D’autres GDPL installent sur des terres coutumières des zones d’activités (notamment le GDPL Baco à Koné), qui accueillent des entreprises exogènes (supermarchés, banques), mais aussi des sociétés dirigées par des Kanak. Ce type d’aménagement génère des revenus issus des loyers et de nouvelles offres d’emploi pour les communautés locales.

Les représentants coutumiers expliquent que l’objectif est d’améliorer l’autonomie des communautés, en créant de l’emploi et ainsi en limitant l’exode rural des jeunes vers centres urbains tels que le Grand Nouméa. En effet, depuis 1989, le solde migratoire est structurellement négatif pour la région du Nord-Est de la Grande Terre et des îles Loyauté, tandis qu’il est structurellement positif pour le Grand Nouméa. Le taux de chômage est quant à lui de 36 % pour les 15-24 ans en Nouvelle-Calédonie, contre 22 % en France métropolitaine.

Des arrangements pour un « destin commun » ?

Ces dispositifs innovants, développés depuis les années 2000, permettent de concilier coutume et droit commun afin de mettre en valeur les terres coutumières. Participent-ils d’un dialogue entre Kanak et Européens, allant dans le sens du « destin commun » de la société calédonienne, prôné par l’accord de Nouméa ?

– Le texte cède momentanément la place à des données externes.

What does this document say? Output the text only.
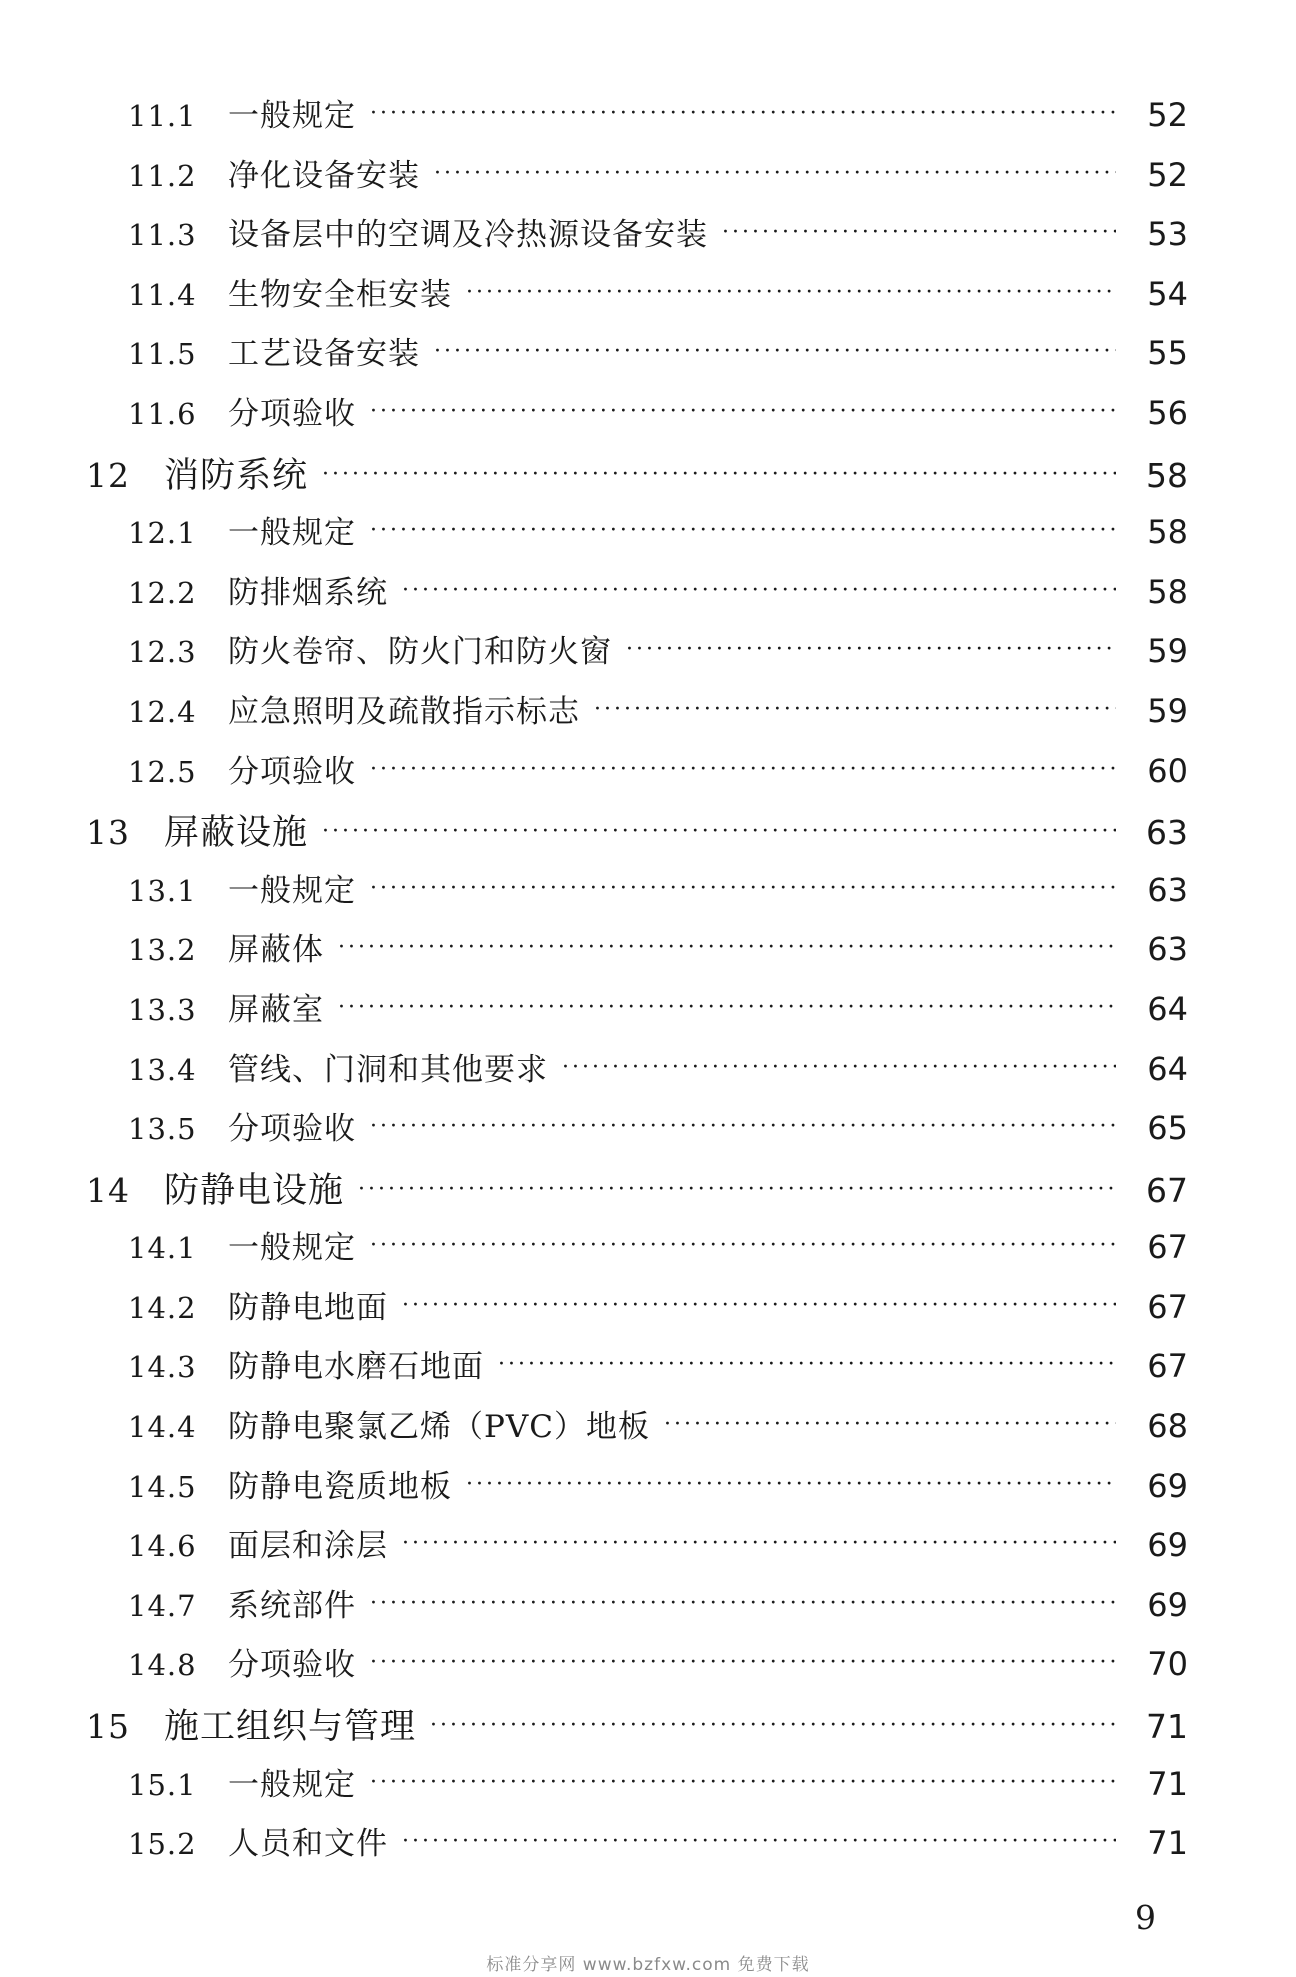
11.1	一般规定 ·····	52
11.2	净化设备安装 ·····	52
11.3	设备层中的空调及冷热源设备安装 ·····	53
11.4	生物安全柜安装 ·····	54
11.5	工艺设备安装 ·····	55
11.6	分项验收 ·····	56
12 消防系统 ·····	58
12.1	一般规定 ·····	58
12.2	防排烟系统 ·····	58
12.3	防火卷帘、防火门和防火窗 ·····	59
12.4	应急照明及疏散指示标志 ·····	59
12.5	分项验收 ·····	60
13 屏蔽设施 ·····	63
13.1	一般规定 ·····	63
13.2	屏蔽体 ·····	63
13.3	屏蔽室 ·····	64
13.4	管线、门洞和其他要求 ·····	64
13.5	分项验收 ·····	65
14 防静电设施 ·····	67
14.1	一般规定 ·····	67
14.2	防静电地面 ·····	67
14.3	防静电水磨石地面 ·····	67
14.4	防静电聚氯乙烯（PVC）地板 ·····	68
14.5	防静电瓷质地板 ·····	69
14.6	面层和涂层 ·····	69
14.7	系统部件 ·····	69
14.8	分项验收 ·····	70
15 施工组织与管理 ·····	71
15.1	一般规定 ·····	71
15.2	人员和文件 ·····	71
9
标准分享网 www.bzfxw.com 免费下载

D’un côté, on constate que les instances coutumières ont adopté une logique qui leur était étrangère il y a quelques décennies, en s’appropriant des outils d’aménagement jusqu’alors réservés à des acteurs européens sur des terres de droit privé. D’un autre côté, les mécanismes de gestion « en commun » n’ont pas disparu, les règles de décision par consensus au sein du groupe demeurent.

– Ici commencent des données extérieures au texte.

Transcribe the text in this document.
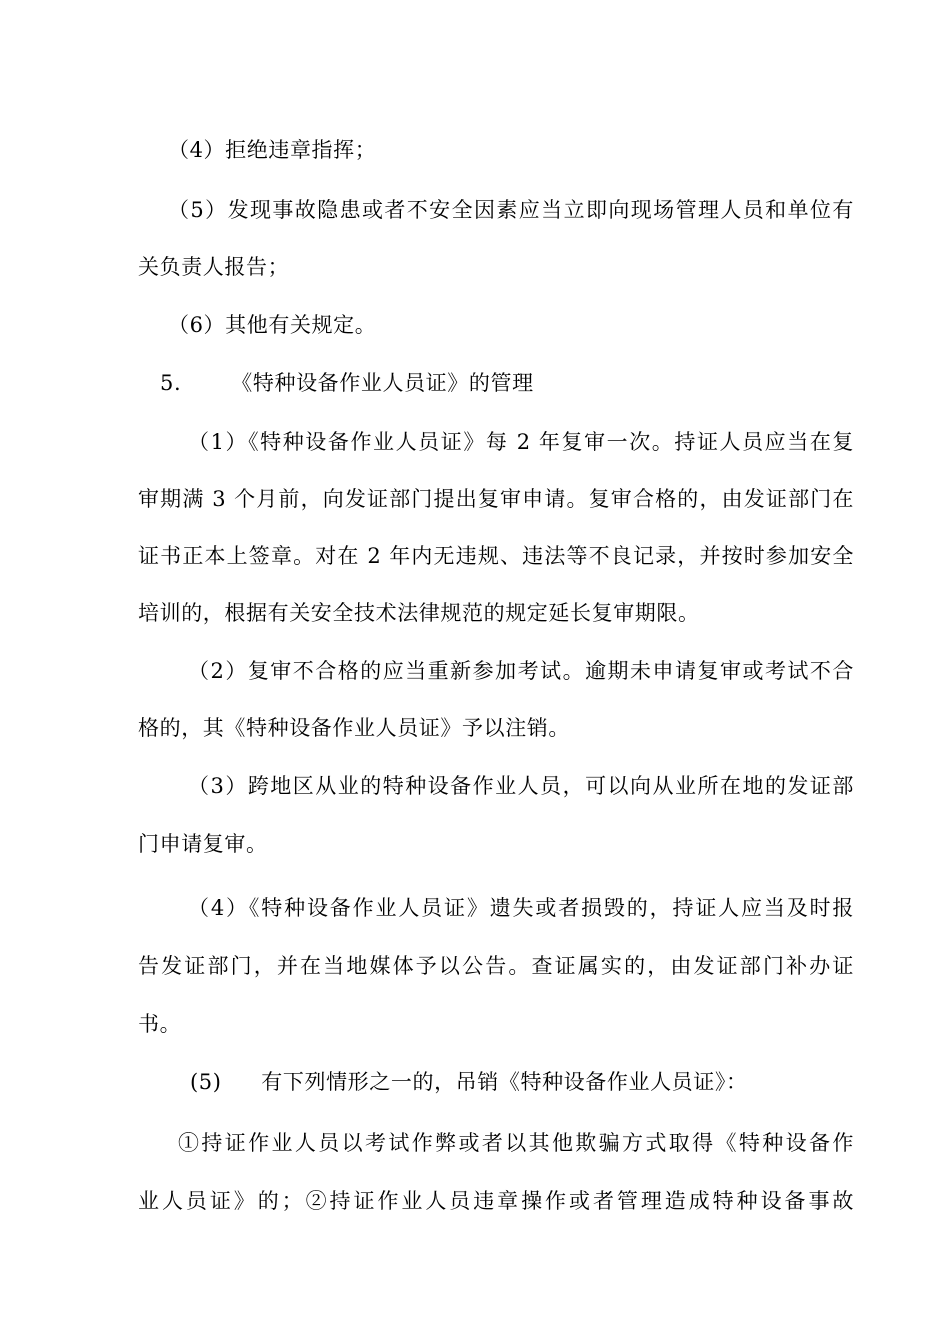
（4）拒绝违章指挥；
（5）发现事故隐患或者不安全因素应当立即向现场管理人员和单位有
关负责人报告；
（6）其他有关规定。
5. 《特种设备作业人员证》的管理
（1）《特种设备作业人员证》每 2 年复审一次。持证人员应当在复
审期满 3 个月前，向发证部门提出复审申请。复审合格的，由发证部门在
证书正本上签章。对在 2 年内无违规、违法等不良记录，并按时参加安全
培训的，根据有关安全技术法律规范的规定延长复审期限。
（2）复审不合格的应当重新参加考试。逾期未申请复审或考试不合
格的，其《特种设备作业人员证》予以注销。
（3）跨地区从业的特种设备作业人员，可以向从业所在地的发证部
门申请复审。
（4）《特种设备作业人员证》遗失或者损毁的，持证人应当及时报
告发证部门，并在当地媒体予以公告。查证属实的，由发证部门补办证
书。
(5) 有下列情形之一的，吊销《特种设备作业人员证》：
①持证作业人员以考试作弊或者以其他欺骗方式取得《特种设备作
业人员证》的；②持证作业人员违章操作或者管理造成特种设备事故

Dans certains cas, des blocages ou des ralentissements apparaissent, lorsque des projets menacent la préservation de lieux tabous ou lorsque la concertation avec les communautés kanak est perçue comme insuffisante. Le centre minier de Kouaoua a ainsi été bloqué pendant deux mois à l’été 2018 car un groupe de jeunes Kanak affirmait avoir été exclu des négociations entre l’entreprise et les autorités coutumières.

La question de la valorisation économique des terres est également débattue au sein des clans et des tribus : est-ce que la principale finalité pour les terres coutumières doit devenir celui de la création de rentes financières ? Est-ce que leur mise en valeur permettra l’inclusion sociale des plus vulnérables sur le temps long ?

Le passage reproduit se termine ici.